Bear Swamp at

The Red Lion Preserve

Bear Swamp at the Red Lion Preserve is a great example of an Atlantic white cedar forest, with some beech specimens estimated around 150 to 187 years old. Other species include sassafras, white oak, chestnut oak, Southern red oak, American holly, pitch pine, short-leaf pine, black gum, red maple, and black cherry. 

The location of Bear Swamp is transitional between the inner coastal plain (with better quality soils) and the outer coastal plain (with very sandy, generally less nutrient rich soils). However, other evidence points towards these beech trees having advanced age, most notable are the abundance and diversity of nonvascular epiphytic organisms on their bark. You can find many trees whose bark is covered with many different species of mosses as well as three types of lichens – crustose, foliose, and fruticose.

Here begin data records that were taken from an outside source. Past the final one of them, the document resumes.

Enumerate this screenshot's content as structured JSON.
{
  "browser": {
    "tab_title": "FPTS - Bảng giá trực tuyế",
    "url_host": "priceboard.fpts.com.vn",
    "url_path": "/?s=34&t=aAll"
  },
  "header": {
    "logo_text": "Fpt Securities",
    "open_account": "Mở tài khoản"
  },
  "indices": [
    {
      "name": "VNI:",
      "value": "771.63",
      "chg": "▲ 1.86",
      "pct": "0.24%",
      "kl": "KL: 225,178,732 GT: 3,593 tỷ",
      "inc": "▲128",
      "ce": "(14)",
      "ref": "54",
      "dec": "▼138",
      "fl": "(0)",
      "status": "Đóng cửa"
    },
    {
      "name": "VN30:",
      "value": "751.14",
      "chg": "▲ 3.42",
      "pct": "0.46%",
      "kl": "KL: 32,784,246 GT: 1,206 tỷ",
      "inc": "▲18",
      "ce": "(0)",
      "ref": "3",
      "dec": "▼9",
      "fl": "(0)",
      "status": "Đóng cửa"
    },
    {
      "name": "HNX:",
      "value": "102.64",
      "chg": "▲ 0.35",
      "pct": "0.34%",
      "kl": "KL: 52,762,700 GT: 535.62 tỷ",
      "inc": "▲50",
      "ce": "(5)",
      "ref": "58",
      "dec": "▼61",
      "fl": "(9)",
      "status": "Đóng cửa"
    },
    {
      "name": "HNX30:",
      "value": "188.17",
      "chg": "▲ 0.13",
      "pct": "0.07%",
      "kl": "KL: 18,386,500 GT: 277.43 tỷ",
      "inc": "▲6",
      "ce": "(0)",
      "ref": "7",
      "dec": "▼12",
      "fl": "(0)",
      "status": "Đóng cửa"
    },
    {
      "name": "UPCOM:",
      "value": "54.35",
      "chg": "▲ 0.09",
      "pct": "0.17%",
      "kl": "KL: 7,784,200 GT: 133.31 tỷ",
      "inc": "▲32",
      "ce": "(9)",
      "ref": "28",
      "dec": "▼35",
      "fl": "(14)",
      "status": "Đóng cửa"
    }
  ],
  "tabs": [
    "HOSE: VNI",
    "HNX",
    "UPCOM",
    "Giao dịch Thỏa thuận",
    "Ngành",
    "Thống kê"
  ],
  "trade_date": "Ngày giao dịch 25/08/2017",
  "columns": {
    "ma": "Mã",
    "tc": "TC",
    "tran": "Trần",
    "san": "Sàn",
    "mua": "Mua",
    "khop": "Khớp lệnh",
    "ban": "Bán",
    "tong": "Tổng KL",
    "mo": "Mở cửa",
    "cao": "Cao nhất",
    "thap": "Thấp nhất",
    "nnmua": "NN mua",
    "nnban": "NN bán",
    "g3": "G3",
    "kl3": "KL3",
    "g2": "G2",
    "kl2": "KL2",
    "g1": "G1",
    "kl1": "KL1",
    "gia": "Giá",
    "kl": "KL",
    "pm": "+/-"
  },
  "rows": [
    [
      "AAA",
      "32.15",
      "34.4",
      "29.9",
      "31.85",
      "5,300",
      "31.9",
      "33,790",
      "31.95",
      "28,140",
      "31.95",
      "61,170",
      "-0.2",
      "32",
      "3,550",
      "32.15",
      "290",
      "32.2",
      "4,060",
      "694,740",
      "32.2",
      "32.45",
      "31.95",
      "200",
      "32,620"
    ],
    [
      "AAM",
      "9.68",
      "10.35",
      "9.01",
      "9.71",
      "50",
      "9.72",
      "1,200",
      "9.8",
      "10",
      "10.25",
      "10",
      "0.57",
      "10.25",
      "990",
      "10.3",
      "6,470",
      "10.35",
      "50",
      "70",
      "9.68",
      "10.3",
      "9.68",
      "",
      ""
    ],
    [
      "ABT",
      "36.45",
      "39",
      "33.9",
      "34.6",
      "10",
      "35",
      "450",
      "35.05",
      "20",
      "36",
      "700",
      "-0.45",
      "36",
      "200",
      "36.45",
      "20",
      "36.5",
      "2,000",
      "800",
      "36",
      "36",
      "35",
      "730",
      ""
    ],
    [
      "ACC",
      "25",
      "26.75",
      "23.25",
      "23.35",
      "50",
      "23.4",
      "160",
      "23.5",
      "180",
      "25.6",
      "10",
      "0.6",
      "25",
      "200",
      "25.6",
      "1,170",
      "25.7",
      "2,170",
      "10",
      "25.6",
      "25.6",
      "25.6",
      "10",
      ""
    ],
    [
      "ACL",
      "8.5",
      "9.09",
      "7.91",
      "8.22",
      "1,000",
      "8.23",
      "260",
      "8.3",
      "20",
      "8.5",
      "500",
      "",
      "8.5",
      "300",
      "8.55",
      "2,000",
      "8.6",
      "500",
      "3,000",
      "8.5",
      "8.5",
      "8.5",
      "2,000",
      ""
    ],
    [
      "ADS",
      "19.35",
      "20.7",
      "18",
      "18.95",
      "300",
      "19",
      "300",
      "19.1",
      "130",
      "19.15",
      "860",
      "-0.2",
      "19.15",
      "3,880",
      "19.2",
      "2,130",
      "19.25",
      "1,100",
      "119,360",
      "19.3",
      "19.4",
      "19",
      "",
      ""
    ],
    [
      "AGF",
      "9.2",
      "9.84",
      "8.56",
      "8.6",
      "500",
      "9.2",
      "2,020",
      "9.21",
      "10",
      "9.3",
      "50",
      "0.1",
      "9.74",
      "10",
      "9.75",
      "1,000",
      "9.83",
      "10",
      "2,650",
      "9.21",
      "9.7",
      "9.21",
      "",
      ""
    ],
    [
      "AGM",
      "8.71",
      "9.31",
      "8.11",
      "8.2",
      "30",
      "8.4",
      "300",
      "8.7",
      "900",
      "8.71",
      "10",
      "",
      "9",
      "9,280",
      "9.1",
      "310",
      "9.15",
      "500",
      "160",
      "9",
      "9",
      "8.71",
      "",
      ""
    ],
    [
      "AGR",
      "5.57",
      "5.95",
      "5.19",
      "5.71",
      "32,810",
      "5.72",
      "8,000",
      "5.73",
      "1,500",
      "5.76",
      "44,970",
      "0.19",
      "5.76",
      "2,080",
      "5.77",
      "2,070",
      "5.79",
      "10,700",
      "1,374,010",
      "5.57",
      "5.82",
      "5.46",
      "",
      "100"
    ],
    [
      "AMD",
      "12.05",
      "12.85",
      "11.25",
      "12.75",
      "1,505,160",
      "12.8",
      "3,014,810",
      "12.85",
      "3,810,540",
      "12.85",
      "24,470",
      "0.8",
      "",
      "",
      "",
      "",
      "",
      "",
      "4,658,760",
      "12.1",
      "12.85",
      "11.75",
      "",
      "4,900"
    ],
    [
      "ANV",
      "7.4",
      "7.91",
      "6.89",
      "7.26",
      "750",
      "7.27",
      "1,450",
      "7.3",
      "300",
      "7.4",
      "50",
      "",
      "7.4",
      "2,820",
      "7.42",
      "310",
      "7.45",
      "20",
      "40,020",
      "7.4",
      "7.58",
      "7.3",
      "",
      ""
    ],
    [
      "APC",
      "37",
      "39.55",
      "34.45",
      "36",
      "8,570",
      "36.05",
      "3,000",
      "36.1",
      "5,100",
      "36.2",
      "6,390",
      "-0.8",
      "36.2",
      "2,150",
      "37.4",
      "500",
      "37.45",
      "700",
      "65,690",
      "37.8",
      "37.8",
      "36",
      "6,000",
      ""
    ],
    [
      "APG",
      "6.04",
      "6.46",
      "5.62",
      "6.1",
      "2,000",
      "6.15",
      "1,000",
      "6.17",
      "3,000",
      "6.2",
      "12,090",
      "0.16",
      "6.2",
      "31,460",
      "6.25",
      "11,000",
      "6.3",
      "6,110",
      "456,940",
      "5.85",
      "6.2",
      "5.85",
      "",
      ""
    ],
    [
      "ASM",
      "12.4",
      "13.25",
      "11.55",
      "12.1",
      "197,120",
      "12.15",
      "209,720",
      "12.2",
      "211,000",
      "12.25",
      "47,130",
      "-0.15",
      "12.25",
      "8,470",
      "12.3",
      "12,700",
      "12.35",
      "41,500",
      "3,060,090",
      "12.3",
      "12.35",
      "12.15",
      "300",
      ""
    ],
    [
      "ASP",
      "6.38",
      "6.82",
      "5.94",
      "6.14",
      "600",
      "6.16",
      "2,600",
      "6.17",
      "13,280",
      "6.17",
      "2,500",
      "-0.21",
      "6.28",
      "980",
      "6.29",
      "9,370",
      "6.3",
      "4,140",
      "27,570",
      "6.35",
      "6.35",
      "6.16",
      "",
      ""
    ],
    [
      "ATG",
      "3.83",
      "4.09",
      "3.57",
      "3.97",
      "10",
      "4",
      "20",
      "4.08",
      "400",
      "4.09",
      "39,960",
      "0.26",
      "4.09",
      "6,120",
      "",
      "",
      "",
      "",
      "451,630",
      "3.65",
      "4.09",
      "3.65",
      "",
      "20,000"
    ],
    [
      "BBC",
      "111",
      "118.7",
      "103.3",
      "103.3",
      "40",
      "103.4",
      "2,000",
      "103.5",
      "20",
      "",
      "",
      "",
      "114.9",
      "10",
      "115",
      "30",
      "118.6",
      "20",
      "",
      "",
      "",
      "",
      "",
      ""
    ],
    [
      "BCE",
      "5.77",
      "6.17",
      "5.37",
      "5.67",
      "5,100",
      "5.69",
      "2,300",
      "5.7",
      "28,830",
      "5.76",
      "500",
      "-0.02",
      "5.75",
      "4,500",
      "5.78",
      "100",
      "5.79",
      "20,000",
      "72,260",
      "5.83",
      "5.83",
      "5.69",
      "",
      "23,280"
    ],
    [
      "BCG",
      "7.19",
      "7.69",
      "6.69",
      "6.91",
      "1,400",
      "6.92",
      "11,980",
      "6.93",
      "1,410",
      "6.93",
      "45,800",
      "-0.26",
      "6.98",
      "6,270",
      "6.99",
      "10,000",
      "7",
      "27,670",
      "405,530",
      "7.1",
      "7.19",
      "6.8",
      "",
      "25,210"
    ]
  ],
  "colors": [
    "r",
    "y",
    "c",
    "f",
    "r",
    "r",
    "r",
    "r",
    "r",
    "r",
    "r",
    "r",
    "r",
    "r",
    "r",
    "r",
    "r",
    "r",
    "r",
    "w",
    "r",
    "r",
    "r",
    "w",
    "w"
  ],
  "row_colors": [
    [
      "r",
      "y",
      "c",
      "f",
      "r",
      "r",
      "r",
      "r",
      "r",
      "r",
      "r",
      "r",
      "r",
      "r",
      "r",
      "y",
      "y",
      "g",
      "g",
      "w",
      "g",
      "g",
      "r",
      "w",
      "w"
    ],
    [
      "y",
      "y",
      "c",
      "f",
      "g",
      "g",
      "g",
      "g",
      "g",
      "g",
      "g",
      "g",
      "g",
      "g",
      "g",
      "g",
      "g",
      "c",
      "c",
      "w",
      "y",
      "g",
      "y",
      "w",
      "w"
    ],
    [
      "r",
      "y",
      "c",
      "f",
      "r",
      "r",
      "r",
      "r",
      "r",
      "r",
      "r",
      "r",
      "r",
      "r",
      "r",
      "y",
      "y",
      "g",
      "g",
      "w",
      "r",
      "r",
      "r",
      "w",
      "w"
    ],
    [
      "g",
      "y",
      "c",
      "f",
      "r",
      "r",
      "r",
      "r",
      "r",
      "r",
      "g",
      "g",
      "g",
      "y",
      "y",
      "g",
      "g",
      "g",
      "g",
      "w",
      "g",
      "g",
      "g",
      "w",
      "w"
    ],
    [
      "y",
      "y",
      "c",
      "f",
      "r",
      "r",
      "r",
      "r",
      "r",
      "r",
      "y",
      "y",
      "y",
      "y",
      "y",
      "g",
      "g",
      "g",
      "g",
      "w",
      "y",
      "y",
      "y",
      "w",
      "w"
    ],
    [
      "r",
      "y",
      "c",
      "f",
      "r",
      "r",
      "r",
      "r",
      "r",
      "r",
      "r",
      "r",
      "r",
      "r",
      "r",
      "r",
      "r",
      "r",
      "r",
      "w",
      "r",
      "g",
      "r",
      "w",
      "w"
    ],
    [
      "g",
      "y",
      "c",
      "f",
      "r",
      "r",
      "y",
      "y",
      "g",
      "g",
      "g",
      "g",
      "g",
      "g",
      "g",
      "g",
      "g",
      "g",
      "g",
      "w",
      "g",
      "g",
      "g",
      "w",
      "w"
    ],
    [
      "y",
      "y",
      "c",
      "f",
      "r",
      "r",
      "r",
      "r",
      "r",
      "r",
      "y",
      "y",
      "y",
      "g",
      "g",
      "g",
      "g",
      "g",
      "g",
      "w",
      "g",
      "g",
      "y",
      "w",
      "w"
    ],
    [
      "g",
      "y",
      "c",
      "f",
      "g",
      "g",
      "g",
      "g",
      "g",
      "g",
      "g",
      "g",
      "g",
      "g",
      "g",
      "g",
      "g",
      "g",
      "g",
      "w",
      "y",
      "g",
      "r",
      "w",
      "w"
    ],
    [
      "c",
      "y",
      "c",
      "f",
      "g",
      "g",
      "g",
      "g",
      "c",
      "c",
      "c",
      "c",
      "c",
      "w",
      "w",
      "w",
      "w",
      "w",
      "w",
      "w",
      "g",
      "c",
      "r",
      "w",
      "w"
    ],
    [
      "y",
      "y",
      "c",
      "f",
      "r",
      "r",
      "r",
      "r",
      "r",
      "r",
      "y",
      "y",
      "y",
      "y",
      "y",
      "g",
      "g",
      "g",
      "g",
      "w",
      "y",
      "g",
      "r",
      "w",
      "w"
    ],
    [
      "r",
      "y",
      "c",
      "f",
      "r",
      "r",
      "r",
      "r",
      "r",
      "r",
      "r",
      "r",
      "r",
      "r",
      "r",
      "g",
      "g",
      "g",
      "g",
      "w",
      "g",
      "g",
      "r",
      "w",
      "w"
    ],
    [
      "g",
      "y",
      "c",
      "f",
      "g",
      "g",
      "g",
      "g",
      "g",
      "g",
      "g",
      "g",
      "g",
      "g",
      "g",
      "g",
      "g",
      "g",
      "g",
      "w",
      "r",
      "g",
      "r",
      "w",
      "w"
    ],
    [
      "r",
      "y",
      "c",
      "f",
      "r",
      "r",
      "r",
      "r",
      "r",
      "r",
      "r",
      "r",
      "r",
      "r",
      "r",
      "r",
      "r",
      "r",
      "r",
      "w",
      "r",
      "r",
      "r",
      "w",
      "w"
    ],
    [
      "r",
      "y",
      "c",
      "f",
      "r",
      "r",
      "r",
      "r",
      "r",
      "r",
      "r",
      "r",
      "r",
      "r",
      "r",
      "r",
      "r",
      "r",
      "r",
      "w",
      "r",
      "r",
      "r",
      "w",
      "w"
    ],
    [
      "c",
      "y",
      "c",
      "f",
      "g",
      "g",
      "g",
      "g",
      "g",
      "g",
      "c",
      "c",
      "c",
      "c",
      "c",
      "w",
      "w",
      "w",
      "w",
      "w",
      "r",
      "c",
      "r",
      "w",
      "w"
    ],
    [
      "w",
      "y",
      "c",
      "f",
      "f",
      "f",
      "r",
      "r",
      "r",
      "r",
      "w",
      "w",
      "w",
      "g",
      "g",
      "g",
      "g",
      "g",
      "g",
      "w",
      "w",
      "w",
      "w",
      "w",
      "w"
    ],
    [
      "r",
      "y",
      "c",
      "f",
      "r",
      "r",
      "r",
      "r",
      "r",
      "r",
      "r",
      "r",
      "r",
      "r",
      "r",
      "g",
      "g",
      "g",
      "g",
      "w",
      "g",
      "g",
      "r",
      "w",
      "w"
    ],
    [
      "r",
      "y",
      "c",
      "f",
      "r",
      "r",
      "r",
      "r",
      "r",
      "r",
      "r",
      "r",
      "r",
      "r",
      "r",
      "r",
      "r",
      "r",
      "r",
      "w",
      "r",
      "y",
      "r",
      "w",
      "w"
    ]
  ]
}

Bear Swamp at the Red Lion Preserve is a vast, unspoiled forest that is tremendously important to the surrounding community as it helps to recharge the aquifer that supplies the Delaware River Watershed. The 2,100-acre forest is managed by the New Jersey Natural Lands Trust- an independent agency that "acquires open space primarily by donations of land and easements" in order to "preserve land in its natural state for enjoyment by the public and to protect natural diversity".